I agree with your assessment. Most the mediocre bikes went super cheap. If you wanted to do some bottom feeding you could have had a feast yesterday. With a few exceptions I thought the prices overall were fair to low compared to the last few years.  I put in a few bids but most of the stuff I was after went just out of reach. That Oriole with the rear shifter was a bargain IMO. I thought it would bring a good bit more and I was tempted to bid as it was ending.


----------



## bikewhorder (Apr 22, 2018)

saladshooter said:


> Thank you I'm proud to own it.
> 
> I'm on a Monark kick I guess. I think my pair will look great together.
> 
> Chad



They will, You have the two coolest Monarks I've ever seen.


----------



## charnleybob (Apr 22, 2018)

How much did the Oriole with the shifter go for?
How much did the super rare Twin Flex go for?


----------



## catfish (Apr 22, 2018)

charnleybob said:


> How much did the Oriole with the shifter go for?
> How much did the super rare Twin Flex go for?




$1800.00 plus fees for the Oriole.


----------



## Freqman1 (Apr 22, 2018)

charnleybob said:


> How much did the Oriole with the shifter go for?
> How much did the super rare Twin Flex go for?

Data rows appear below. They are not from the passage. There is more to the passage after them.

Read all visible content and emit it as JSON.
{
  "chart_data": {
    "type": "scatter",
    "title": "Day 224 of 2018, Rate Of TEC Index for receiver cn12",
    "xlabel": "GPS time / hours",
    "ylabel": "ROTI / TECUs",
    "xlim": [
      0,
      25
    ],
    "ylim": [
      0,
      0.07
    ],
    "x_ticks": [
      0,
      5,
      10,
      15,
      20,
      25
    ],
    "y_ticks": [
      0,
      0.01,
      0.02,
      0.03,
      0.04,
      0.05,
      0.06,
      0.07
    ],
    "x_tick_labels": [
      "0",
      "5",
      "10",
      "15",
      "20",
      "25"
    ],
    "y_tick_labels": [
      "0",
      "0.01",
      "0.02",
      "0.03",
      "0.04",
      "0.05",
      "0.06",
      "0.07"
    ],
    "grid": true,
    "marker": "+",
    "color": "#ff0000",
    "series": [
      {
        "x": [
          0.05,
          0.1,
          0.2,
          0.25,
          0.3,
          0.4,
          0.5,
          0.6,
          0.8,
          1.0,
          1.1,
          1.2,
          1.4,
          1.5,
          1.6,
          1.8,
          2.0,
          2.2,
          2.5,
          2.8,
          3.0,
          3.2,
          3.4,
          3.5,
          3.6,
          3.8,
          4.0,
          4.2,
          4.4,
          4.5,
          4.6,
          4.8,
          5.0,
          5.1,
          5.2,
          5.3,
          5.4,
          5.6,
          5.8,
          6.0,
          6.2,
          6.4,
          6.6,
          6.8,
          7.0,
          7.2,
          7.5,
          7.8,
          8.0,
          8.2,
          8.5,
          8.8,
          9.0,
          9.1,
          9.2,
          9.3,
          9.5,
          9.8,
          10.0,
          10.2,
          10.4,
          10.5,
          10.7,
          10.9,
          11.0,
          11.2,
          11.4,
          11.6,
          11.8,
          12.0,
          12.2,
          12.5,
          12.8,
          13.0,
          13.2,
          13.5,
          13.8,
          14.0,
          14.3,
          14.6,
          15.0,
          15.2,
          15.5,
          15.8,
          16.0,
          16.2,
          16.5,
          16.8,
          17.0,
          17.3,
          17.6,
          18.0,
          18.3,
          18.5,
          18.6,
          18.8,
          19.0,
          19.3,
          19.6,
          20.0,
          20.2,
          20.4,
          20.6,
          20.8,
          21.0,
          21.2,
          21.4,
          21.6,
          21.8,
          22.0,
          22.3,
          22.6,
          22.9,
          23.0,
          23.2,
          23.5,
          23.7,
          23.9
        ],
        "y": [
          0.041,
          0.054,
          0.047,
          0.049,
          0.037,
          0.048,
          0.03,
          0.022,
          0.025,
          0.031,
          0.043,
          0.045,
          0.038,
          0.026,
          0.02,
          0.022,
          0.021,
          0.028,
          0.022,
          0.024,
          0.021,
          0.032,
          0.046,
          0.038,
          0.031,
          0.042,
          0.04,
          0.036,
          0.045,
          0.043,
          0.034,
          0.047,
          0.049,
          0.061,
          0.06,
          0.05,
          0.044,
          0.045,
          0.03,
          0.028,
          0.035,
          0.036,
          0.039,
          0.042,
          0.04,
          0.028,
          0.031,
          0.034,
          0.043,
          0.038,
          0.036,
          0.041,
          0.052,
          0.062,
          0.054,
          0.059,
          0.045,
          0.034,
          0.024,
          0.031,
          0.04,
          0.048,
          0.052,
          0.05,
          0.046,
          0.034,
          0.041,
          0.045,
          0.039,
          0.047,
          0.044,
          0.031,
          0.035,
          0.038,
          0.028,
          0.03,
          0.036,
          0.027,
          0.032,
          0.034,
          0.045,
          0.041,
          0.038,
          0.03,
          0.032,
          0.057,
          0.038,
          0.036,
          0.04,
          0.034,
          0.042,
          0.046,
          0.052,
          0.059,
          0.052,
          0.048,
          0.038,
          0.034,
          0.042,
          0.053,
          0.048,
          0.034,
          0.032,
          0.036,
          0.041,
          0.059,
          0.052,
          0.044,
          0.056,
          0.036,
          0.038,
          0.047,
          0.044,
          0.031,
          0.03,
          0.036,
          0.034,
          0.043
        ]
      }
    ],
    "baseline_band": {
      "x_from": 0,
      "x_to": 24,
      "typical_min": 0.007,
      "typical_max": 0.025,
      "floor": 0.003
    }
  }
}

I bought the girls TF--$1300 hammer price. V/r Shawn


----------



## charnleybob (Apr 22, 2018)

Freqman1 said:


> I bought the girls TF--$1300 hammer price. V/r Shawn





Wow!
Great deal!


----------



## Freqman1 (Apr 22, 2018)

charnleybob said:


> Wow!
> Great deal!



Thanks Bob I'm pretty stoked. I'll pick it up at MLC. V/r Shawn


----------



## STRADALITE (Apr 22, 2018)

Is there a way to see the results for all the bikes sold?


----------



## Freqman1 (Apr 22, 2018)

If you log into Liveauctioneers you can see the hammer prices. V/r Shawn


----------



## whizzerbug (Apr 24, 2018)

I didn't make it to he swapmeet on Friday and was curious if there were any whizzers or whizzer parts 4 sale?


----------